Not that the OP cares anymore, but I second him. I am glad that the days of toe straps are long gone (for most companies anyway! :cheeky4 and I don't miss doing up laces. I'm on my third pair of Burton speed lace boots (the dual zone system) and I like them a lot. I tend to moderately tighten the foot section, and tighten the ankle/calf section much more.

God I still remember adding a third strap to my bindings in the 90's to get as much support as possible!!!

Another thing I didn't miss but I'm going back to is the 4x4 binding mount system. I like Burton's channel but unfortunately they don't make a board that interests me anymore. The Custom X isn't bad but I want something more purpose built.


----------



## RockyMTNsteeze (Oct 21, 2012)

I don't like Boas. I have a pair of Northwave Devines and noticed 2 other people liked their quick lacing system, Devines got it. At first I thought the side things were annoying, but got use to them. I love my speed lacing system on the northwaves. I never re-tighten them like I would do with traditional boots. These boots are so awesome, the best I ever had. I never had a pair last this long.

I won't go back to Burton Boots. The Devines made 2 seasons, never had a pair last that long. I am getting another pair once I have money. For now I probably have the most trashed pair on the mountain.


----------



## Rookie09 (Sep 5, 2012)

I have used 1 pair of traditional lace boots, 1 pair of BOA boots, and 1 pair of double BOA boots. Double BOAs were the best for me and it wasn't even close. I could never seem to get the regular laces tight enough for me (maybe just a bad fitting boot idk). When I got the single BOAs I like them. But now that I have double BOAs, it would be hard to go back to the singles.
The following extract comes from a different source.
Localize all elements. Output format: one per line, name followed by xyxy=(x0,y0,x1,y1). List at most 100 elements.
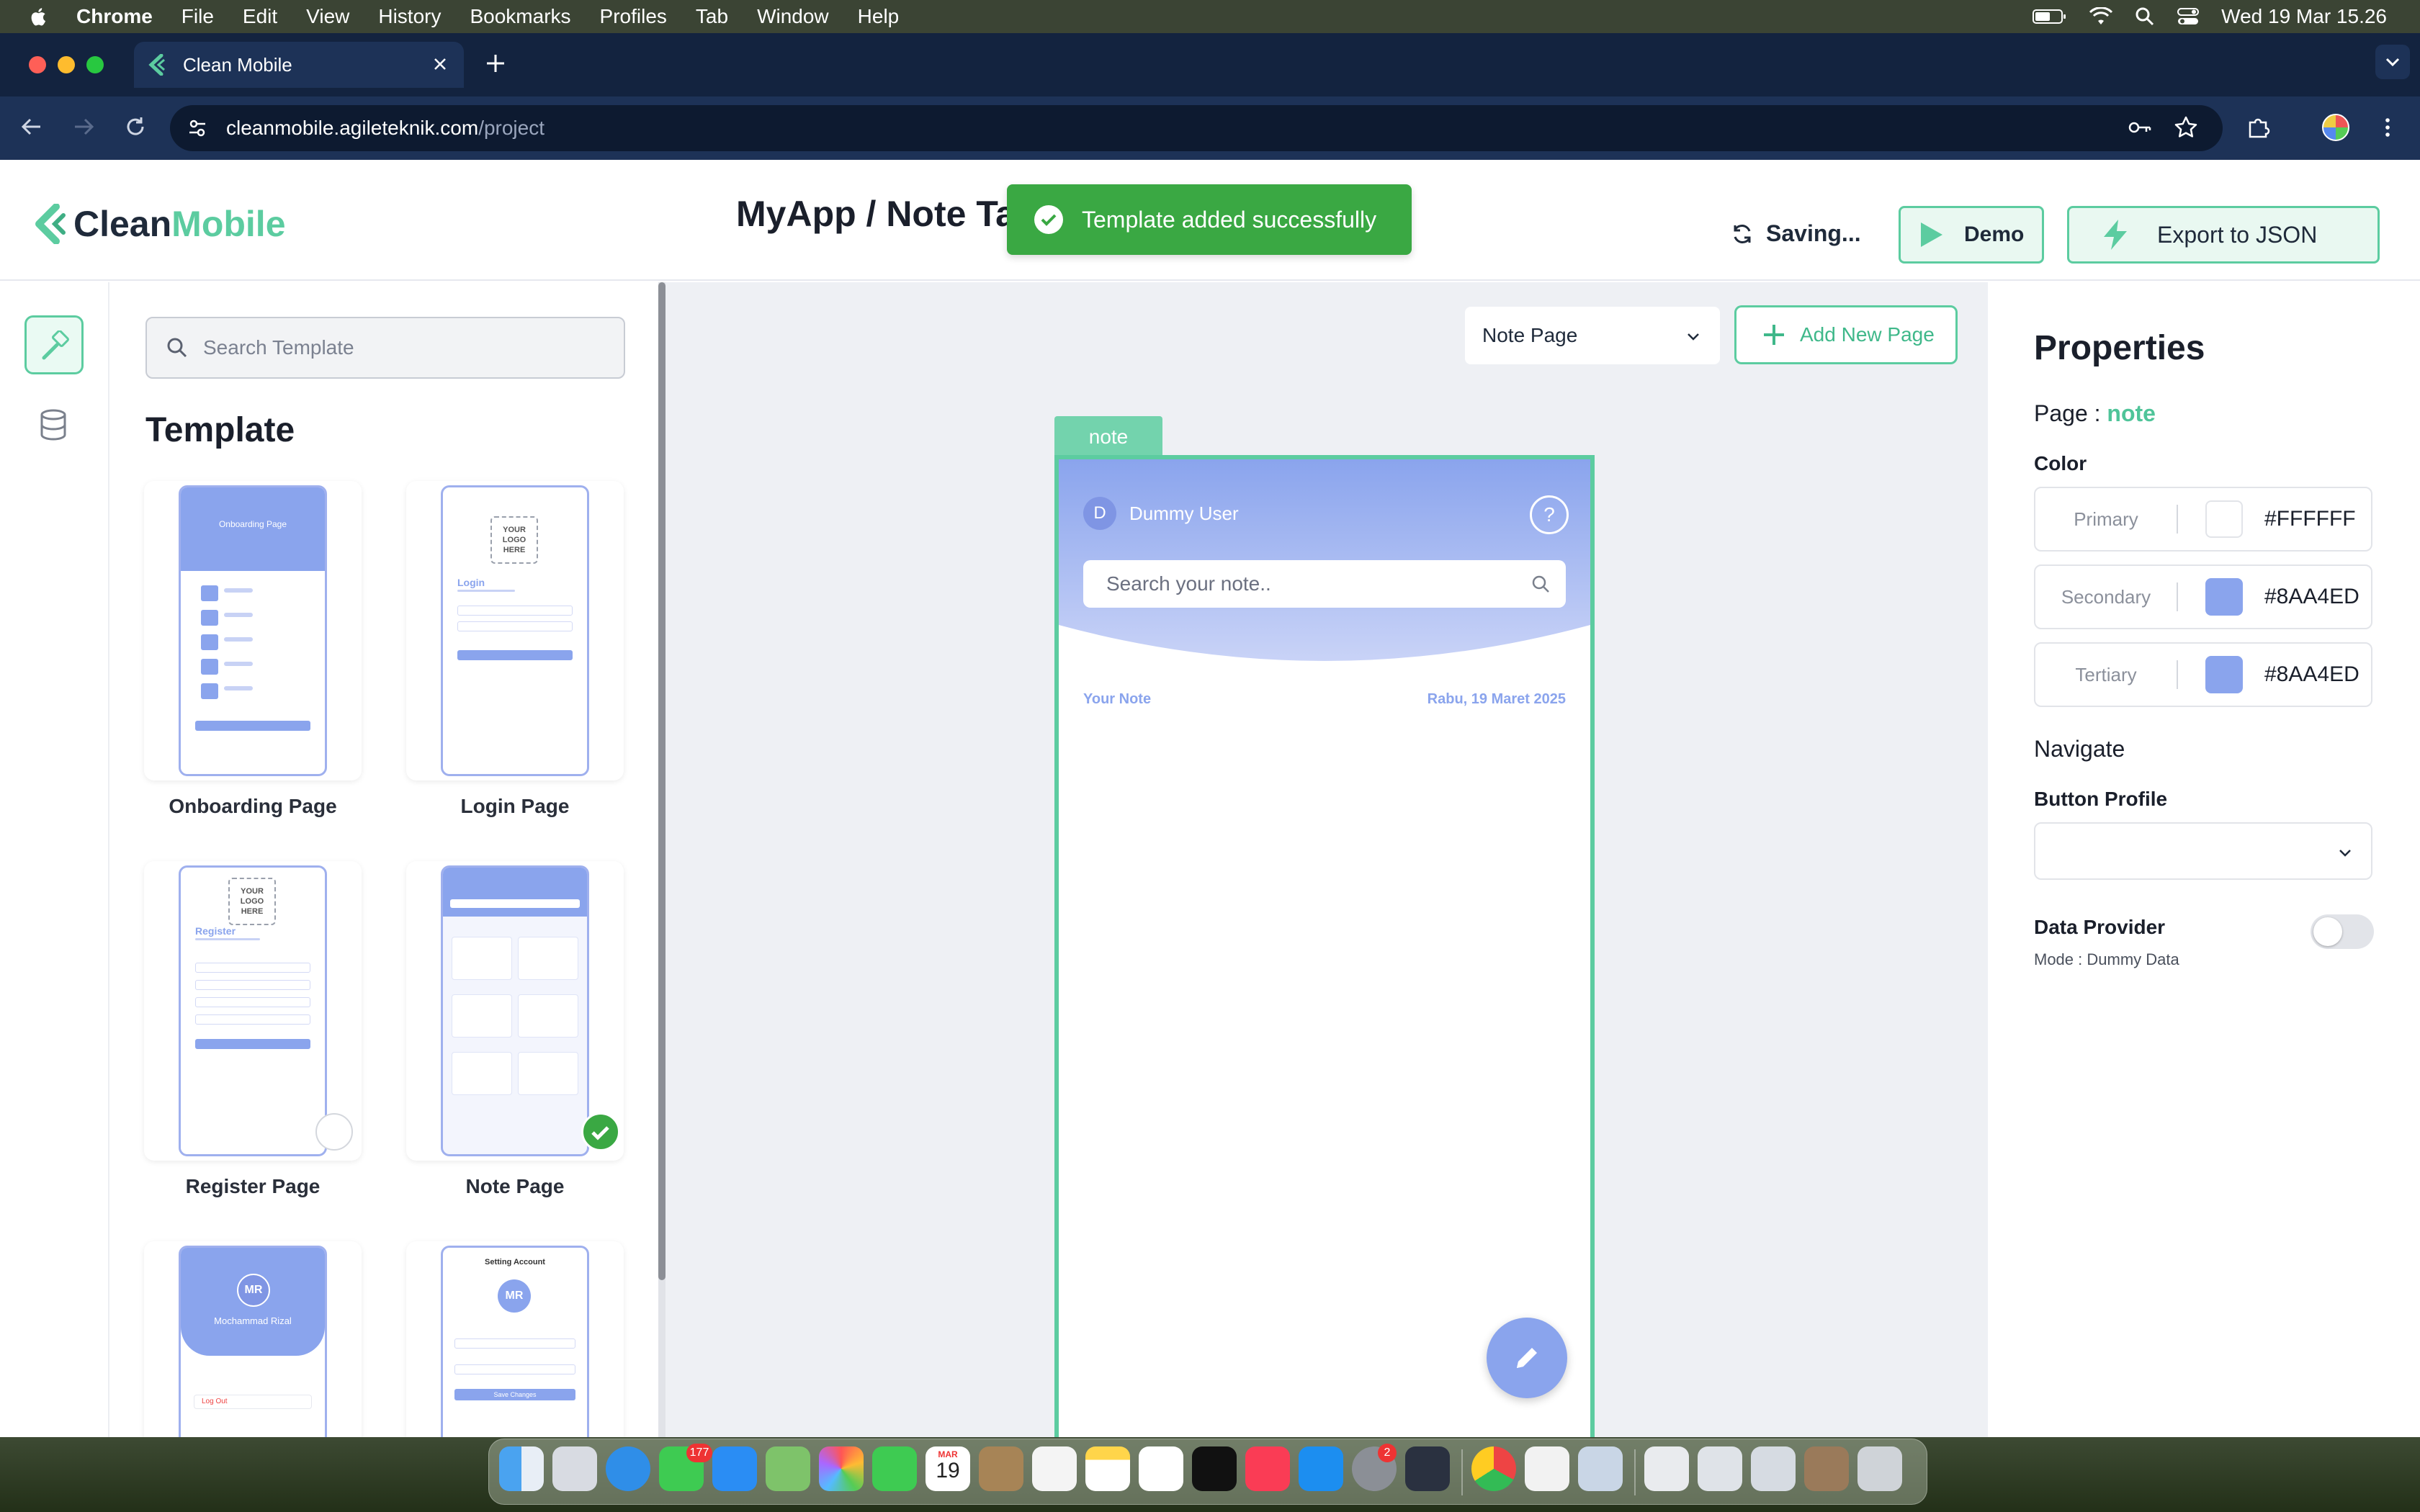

As far as toe caps. I find it hard to believe that anyone could go back to traditional over-the-top straps after using toe caps. My first pair of bindings were some crappy no namers with traditional straps and I thought they worked fine. Then I got Union bindings and they held my boot in soooo much better! I tried using my old board/bindings later once and it felt so weird. Now I've got some Ride bindings with the thin-grip straps and those are sick as well. People who haven't used toe cap straps have no clue what they'er missing


----------